Lissa Ann Martinez is an American ocean engineer and consultant from San Antonio, Texas. During her career, she has worked on policy-based solutions for environmental challenges. Following her graduation from the Massachusetts Institute of Technology (MIT), Martinez worked as a federal employee for the US Maritime Administration and the US Coast Guard. Her focus was shipping-related pollution control, maritime health, and safety. Martinez has also worked for the National Research Council and was on MIT's board of trustees. In San Antonio, she has been involved with urban forestry initiatives.

== Early life and education ==
Lissa Ann Martinez was born in San Antonio, Texas on July 15, 1954. Her father, Edmundo O. Martinez, was a US Marine Corps Staff Sergeant. She graduated from Jefferson High School and won a scholarship to MIT. Martinez graduated from MIT in 1976 with a bachelor's degree in ocean engineering. She earned her master's degree in technology and public policy from MIT's Department of Ocean Engineering in 1980. Her thesis was "Hazardous Chemical Incineration at Sea: A Disposal Alternative for the United States" and her thesis supervisor was Judith Tegger Kildow.

== Engineering career ==
From 1976 to 1994, Martinez's work focused on shipping-related pollution control and maritime health and safety. She started her career as a general engineer at the US Maritime Administration's Office of Ship Construction in 1976. Martinez was a member of the United States Interagency Ad Hoc Work Group for the Chemical Waste Incinerator Ship Program. Martinez and Daniel Leubecker's paper "Chemical Waste Incinerator Ships - The Interagency Program to Develop a Capability in the United States" was presented at a Society of Naval Architects and Marine Engineers meeting in 1981. She continued working for the Maritime Administration until 1983. She was elected as the first Fellow of the National Academy of Engineering in 1984. Martinez worked for the US Coast Guard as a staff mechanical engineer from 1985 to 1988. As a staff officer for the National Research Council, she worked on US compliance with an international agreement to reduce oceanic plastic pollution. She established a private consulting practice specializing in maritime environmental protection and safety beginning in mid-1988.
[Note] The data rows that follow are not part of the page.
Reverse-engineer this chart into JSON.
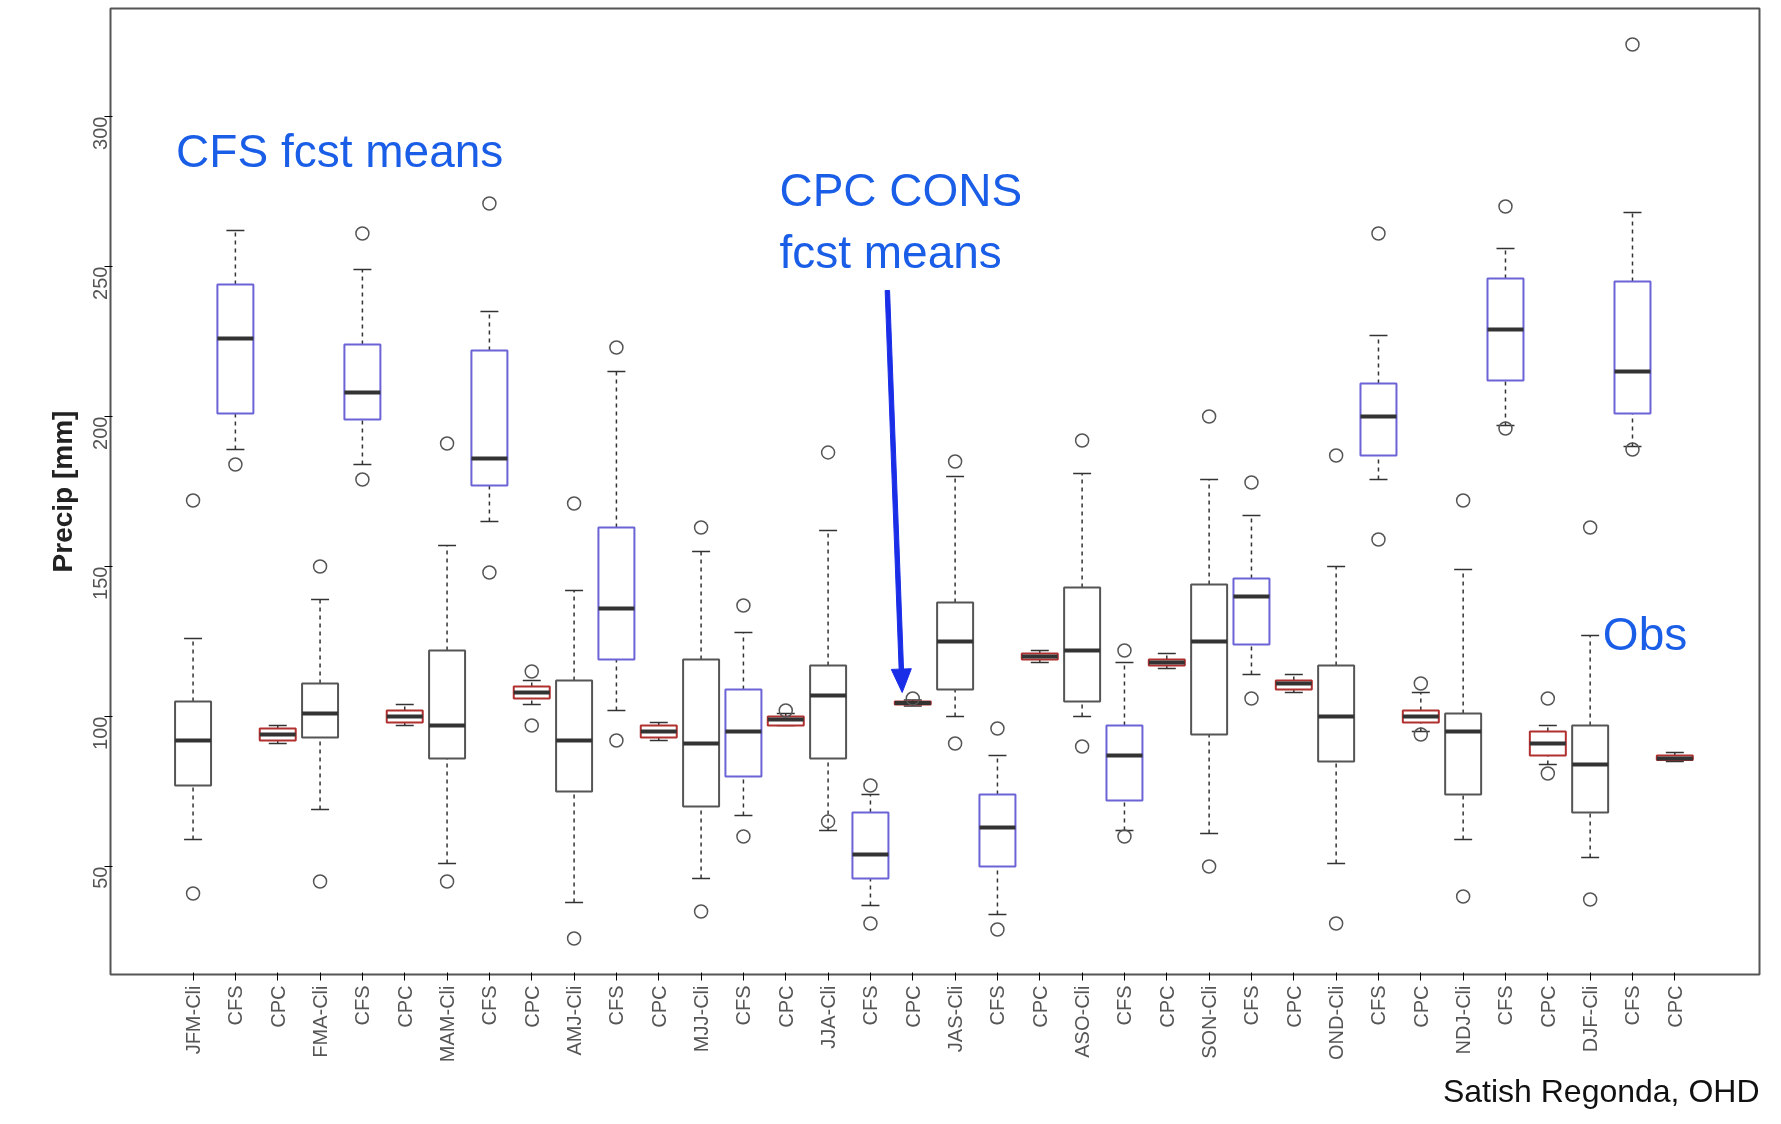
{
  "chart_data": {
    "type": "box",
    "ylabel": "Precip [mm]",
    "categories": [
      "JFM-Cli",
      "CFS",
      "CPC",
      "FMA-Cli",
      "CFS",
      "CPC",
      "MAM-Cli",
      "CFS",
      "CPC",
      "AMJ-Cli",
      "CFS",
      "CPC",
      "MJJ-Cli",
      "CFS",
      "CPC",
      "JJA-Cli",
      "CFS",
      "CPC",
      "JAS-Cli",
      "CFS",
      "CPC",
      "ASO-Cli",
      "CFS",
      "CPC",
      "SON-Cli",
      "CFS",
      "CPC",
      "OND-Cli",
      "CFS",
      "CPC",
      "NDJ-Cli",
      "CFS",
      "CPC",
      "DJF-Cli",
      "CFS",
      "CPC"
    ],
    "colors": [
      "#555555",
      "#6b63d6",
      "#b03030",
      "#555555",
      "#6b63d6",
      "#b03030",
      "#555555",
      "#6b63d6",
      "#b03030",
      "#555555",
      "#6b63d6",
      "#b03030",
      "#555555",
      "#6b63d6",
      "#b03030",
      "#555555",
      "#6b63d6",
      "#b03030",
      "#555555",
      "#6b63d6",
      "#b03030",
      "#555555",
      "#6b63d6",
      "#b03030",
      "#555555",
      "#6b63d6",
      "#b03030",
      "#555555",
      "#6b63d6",
      "#b03030",
      "#555555",
      "#6b63d6",
      "#b03030",
      "#555555",
      "#6b63d6",
      "#b03030"
    ],
    "boxes": [
      {
        "low": 59,
        "q1": 77,
        "median": 92,
        "q3": 105,
        "high": 126,
        "outliers": [
          172,
          41
        ]
      },
      {
        "low": 189,
        "q1": 201,
        "median": 226,
        "q3": 244,
        "high": 262,
        "outliers": [
          184
        ]
      },
      {
        "low": 91,
        "q1": 92,
        "median": 94,
        "q3": 96,
        "high": 97
      },
      {
        "low": 69,
        "q1": 93,
        "median": 101,
        "q3": 111,
        "high": 139,
        "outliers": [
          150,
          45
        ]
      },
      {
        "low": 184,
        "q1": 199,
        "median": 208,
        "q3": 224,
        "high": 249,
        "outliers": [
          261,
          179
        ]
      },
      {
        "low": 97,
        "q1": 98,
        "median": 100,
        "q3": 102,
        "high": 104
      },
      {
        "low": 51,
        "q1": 86,
        "median": 97,
        "q3": 122,
        "high": 157,
        "outliers": [
          191,
          45
        ]
      },
      {
        "low": 165,
        "q1": 177,
        "median": 186,
        "q3": 222,
        "high": 235,
        "outliers": [
          271,
          148
        ]
      },
      {
        "low": 104,
        "q1": 106,
        "median": 108,
        "q3": 110,
        "high": 112,
        "outliers": [
          115,
          97
        ]
      },
      {
        "low": 38,
        "q1": 75,
        "median": 92,
        "q3": 112,
        "high": 142,
        "outliers": [
          171,
          26
        ]
      },
      {
        "low": 102,
        "q1": 119,
        "median": 136,
        "q3": 163,
        "high": 215,
        "outliers": [
          223,
          92
        ]
      },
      {
        "low": 92,
        "q1": 93,
        "median": 95,
        "q3": 97,
        "high": 98
      },
      {
        "low": 46,
        "q1": 70,
        "median": 91,
        "q3": 119,
        "high": 155,
        "outliers": [
          163,
          35
        ]
      },
      {
        "low": 67,
        "q1": 80,
        "median": 95,
        "q3": 109,
        "high": 128,
        "outliers": [
          137,
          60
        ]
      },
      {
        "low": 97,
        "q1": 97,
        "median": 99,
        "q3": 100,
        "high": 101,
        "outliers": [
          102
        ]
      },
      {
        "low": 62,
        "q1": 86,
        "median": 107,
        "q3": 117,
        "high": 162,
        "outliers": [
          188,
          65
        ]
      },
      {
        "low": 37,
        "q1": 46,
        "median": 54,
        "q3": 68,
        "high": 74,
        "outliers": [
          77,
          31
        ]
      },
      {
        "low": 103.5,
        "q1": 104,
        "median": 104.5,
        "q3": 105,
        "high": 105.5,
        "outliers": [
          106
        ]
      },
      {
        "low": 100,
        "q1": 109,
        "median": 125,
        "q3": 138,
        "high": 180,
        "outliers": [
          185,
          91
        ]
      },
      {
        "low": 34,
        "q1": 50,
        "median": 63,
        "q3": 74,
        "high": 87,
        "outliers": [
          96,
          29
        ]
      },
      {
        "low": 118,
        "q1": 119,
        "median": 120,
        "q3": 121,
        "high": 122
      },
      {
        "low": 100,
        "q1": 105,
        "median": 122,
        "q3": 143,
        "high": 181,
        "outliers": [
          192,
          90
        ]
      },
      {
        "low": 62,
        "q1": 72,
        "median": 87,
        "q3": 97,
        "high": 118,
        "outliers": [
          122,
          60
        ]
      },
      {
        "low": 116,
        "q1": 117,
        "median": 118,
        "q3": 119,
        "high": 121
      },
      {
        "low": 61,
        "q1": 94,
        "median": 125,
        "q3": 144,
        "high": 179,
        "outliers": [
          200,
          50
        ]
      },
      {
        "low": 114,
        "q1": 124,
        "median": 140,
        "q3": 146,
        "high": 167,
        "outliers": [
          178,
          106
        ]
      },
      {
        "low": 108,
        "q1": 109,
        "median": 111,
        "q3": 112,
        "high": 114
      },
      {
        "low": 51,
        "q1": 85,
        "median": 100,
        "q3": 117,
        "high": 150,
        "outliers": [
          187,
          31
        ]
      },
      {
        "low": 179,
        "q1": 187,
        "median": 200,
        "q3": 211,
        "high": 227,
        "outliers": [
          261,
          159
        ]
      },
      {
        "low": 95,
        "q1": 98,
        "median": 100,
        "q3": 102,
        "high": 108,
        "outliers": [
          111,
          94
        ]
      },
      {
        "low": 59,
        "q1": 74,
        "median": 95,
        "q3": 101,
        "high": 149,
        "outliers": [
          172,
          40
        ]
      },
      {
        "low": 197,
        "q1": 212,
        "median": 229,
        "q3": 246,
        "high": 256,
        "outliers": [
          270,
          196
        ]
      },
      {
        "low": 84,
        "q1": 87,
        "median": 91,
        "q3": 95,
        "high": 97,
        "outliers": [
          106,
          81
        ]
      },
      {
        "low": 53,
        "q1": 68,
        "median": 84,
        "q3": 97,
        "high": 127,
        "outliers": [
          163,
          39
        ]
      },
      {
        "low": 190,
        "q1": 201,
        "median": 215,
        "q3": 245,
        "high": 268,
        "outliers": [
          324,
          189
        ]
      },
      {
        "low": 85,
        "q1": 85.5,
        "median": 86,
        "q3": 87,
        "high": 88
      }
    ],
    "ylim": [
      14,
      336
    ],
    "yticks": [
      50,
      100,
      150,
      200,
      250,
      300
    ],
    "grid": false,
    "annotations": [
      "CFS fcst means",
      "CPC CONS\nfcst means",
      "Obs",
      "Satish Regonda, OHD"
    ]
  }
}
Following her work as a federal employee, Martinez continued on in the same field as a consulting engineer. She was a founding member of the DC chapter of the Society of Hispanic Professional Engineers. In 1997, Martinez was elected to a five-year term on MIT's board of trustees.

== Urban forestry in San Antonio ==
Following flooding incidents in 1998 and 2003, Martinez turned her focus to urban forestry. She attended the 2003 National Urban Forest Conference, participated in tree inventories and tree plantings, and measured Champion Trees. In 2009, Martinez trained as a Texas master naturalist. In San Antonio, she worked with organizations dedicated to local creek cleanup. She conducted tours of Olmos Creek and monitored water quality through the citizen science testing initiative Texas Stream Team.
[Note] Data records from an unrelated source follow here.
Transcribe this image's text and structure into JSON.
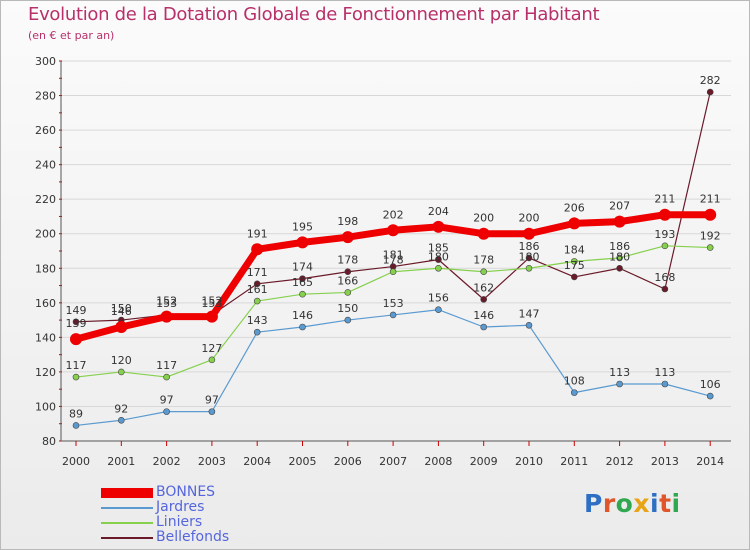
{
  "header": {
    "title": "Evolution de la Dotation Globale de Fonctionnement par Habitant",
    "subtitle": "(en € et par an)"
  },
  "brand": {
    "logo_text": "Proxiti",
    "letter_colors": [
      "#2e6fc4",
      "#e0562a",
      "#2fa84f",
      "#e8a317",
      "#2e6fc4",
      "#e0562a",
      "#2fa84f"
    ]
  },
  "chart_data": {
    "type": "line",
    "title": "Evolution de la Dotation Globale de Fonctionnement par Habitant",
    "subtitle": "(en € et par an)",
    "xlabel": "",
    "ylabel": "",
    "ylim": [
      80,
      300
    ],
    "y_ticks": [
      80,
      100,
      120,
      140,
      160,
      180,
      200,
      220,
      240,
      260,
      280,
      300
    ],
    "grid": "horizontal",
    "legend_position": "bottom-left",
    "categories": [
      "2000",
      "2001",
      "2002",
      "2003",
      "2004",
      "2005",
      "2006",
      "2007",
      "2008",
      "2009",
      "2010",
      "2011",
      "2012",
      "2013",
      "2014"
    ],
    "series": [
      {
        "name": "Bellefonds",
        "color": "#6b1a2a",
        "values": [
          149,
          150,
          153,
          153,
          171,
          174,
          178,
          181,
          185,
          162,
          186,
          175,
          180,
          168,
          282
        ],
        "labels": [
          "149",
          "150",
          "153",
          "153",
          "171",
          "174",
          "178",
          "181",
          "185",
          "162",
          "186",
          "",
          "",
          "168",
          "282"
        ]
      },
      {
        "name": "Liniers",
        "color": "#86d04e",
        "values": [
          117,
          120,
          117,
          127,
          161,
          165,
          166,
          178,
          180,
          178,
          180,
          184,
          186,
          193,
          192
        ],
        "labels": [
          "117",
          "120",
          "117",
          "127",
          "161",
          "165",
          "166",
          "178",
          "180",
          "178",
          "180",
          "184",
          "186",
          "193",
          "192"
        ]
      },
      {
        "name": "Jardres",
        "color": "#5a9ad0",
        "values": [
          89,
          92,
          97,
          97,
          143,
          146,
          150,
          153,
          156,
          146,
          147,
          108,
          113,
          113,
          106
        ],
        "labels": [
          "89",
          "92",
          "97",
          "97",
          "143",
          "146",
          "150",
          "153",
          "156",
          "146",
          "147",
          "108",
          "113",
          "113",
          "106"
        ]
      },
      {
        "name": "BONNES",
        "color": "#ee0000",
        "values": [
          139,
          146,
          152,
          152,
          191,
          195,
          198,
          202,
          204,
          200,
          200,
          206,
          207,
          211,
          211
        ],
        "labels": [
          "139",
          "146",
          "152",
          "152",
          "191",
          "195",
          "198",
          "202",
          "204",
          "200",
          "200",
          "206",
          "207",
          "211",
          "211"
        ]
      }
    ],
    "legend": [
      "BONNES",
      "Jardres",
      "Liniers",
      "Bellefonds"
    ],
    "extra_labels": [
      {
        "category": "2011",
        "value": 175,
        "text": "175"
      },
      {
        "category": "2012",
        "value": 180,
        "text": "180"
      }
    ]
  }
}
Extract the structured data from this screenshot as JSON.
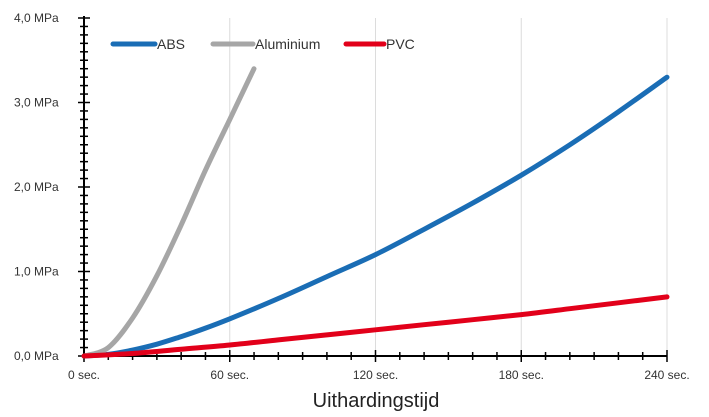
{
  "chart_data": {
    "type": "line",
    "xlabel": "Uithardingstijd",
    "ylabel": "",
    "xlim": [
      0,
      240
    ],
    "ylim": [
      0,
      4
    ],
    "x_ticks": [
      0,
      60,
      120,
      180,
      240
    ],
    "x_tick_labels": [
      "0 sec.",
      "60 sec.",
      "120 sec.",
      "180 sec.",
      "240 sec."
    ],
    "y_ticks": [
      0,
      1,
      2,
      3,
      4
    ],
    "y_tick_labels": [
      "0,0 MPa",
      "1,0 MPa",
      "2,0 MPa",
      "3,0 MPa",
      "4,0 MPa"
    ],
    "grid": "vertical",
    "legend_position": "top-left",
    "series": [
      {
        "name": "ABS",
        "color": "#1a6db5",
        "x": [
          0,
          10,
          20,
          30,
          40,
          50,
          60,
          80,
          100,
          120,
          140,
          160,
          180,
          200,
          220,
          240
        ],
        "y": [
          0,
          0.02,
          0.07,
          0.14,
          0.23,
          0.33,
          0.44,
          0.68,
          0.94,
          1.2,
          1.5,
          1.81,
          2.14,
          2.5,
          2.89,
          3.3
        ]
      },
      {
        "name": "Aluminium",
        "color": "#a6a6a6",
        "x": [
          0,
          10,
          20,
          30,
          40,
          50,
          60,
          70
        ],
        "y": [
          0,
          0.1,
          0.45,
          0.95,
          1.55,
          2.2,
          2.8,
          3.4
        ]
      },
      {
        "name": "PVC",
        "color": "#e2001a",
        "x": [
          0,
          20,
          40,
          60,
          80,
          100,
          120,
          140,
          160,
          180,
          200,
          220,
          240
        ],
        "y": [
          0,
          0.03,
          0.08,
          0.13,
          0.19,
          0.25,
          0.31,
          0.37,
          0.43,
          0.49,
          0.56,
          0.63,
          0.7
        ]
      }
    ]
  }
}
After reading the San Antonio Climate Action & Adaptation Plan (CAAP) and finding nothing on trees and forestry, Martinez volunteered to help with the plan.

== Personal life ==
Martinez married Brian Hughes, who she met as a fellow undergraduate at MIT. They had two sons. While living in Takoma Park, Maryland in 1991, Martinez was a member of a task force that created new election districts, leading to changes in the law allowing non-citizens to vote in city elections. Martinez and Hughes moved back to San Antonio in the 1990s. Beginning in the late 1990s, they started investing in high-tech companies in San Antonio. They also represented MIT by recruiting and interviewing students from the area. Martinez lives in Castle Hills.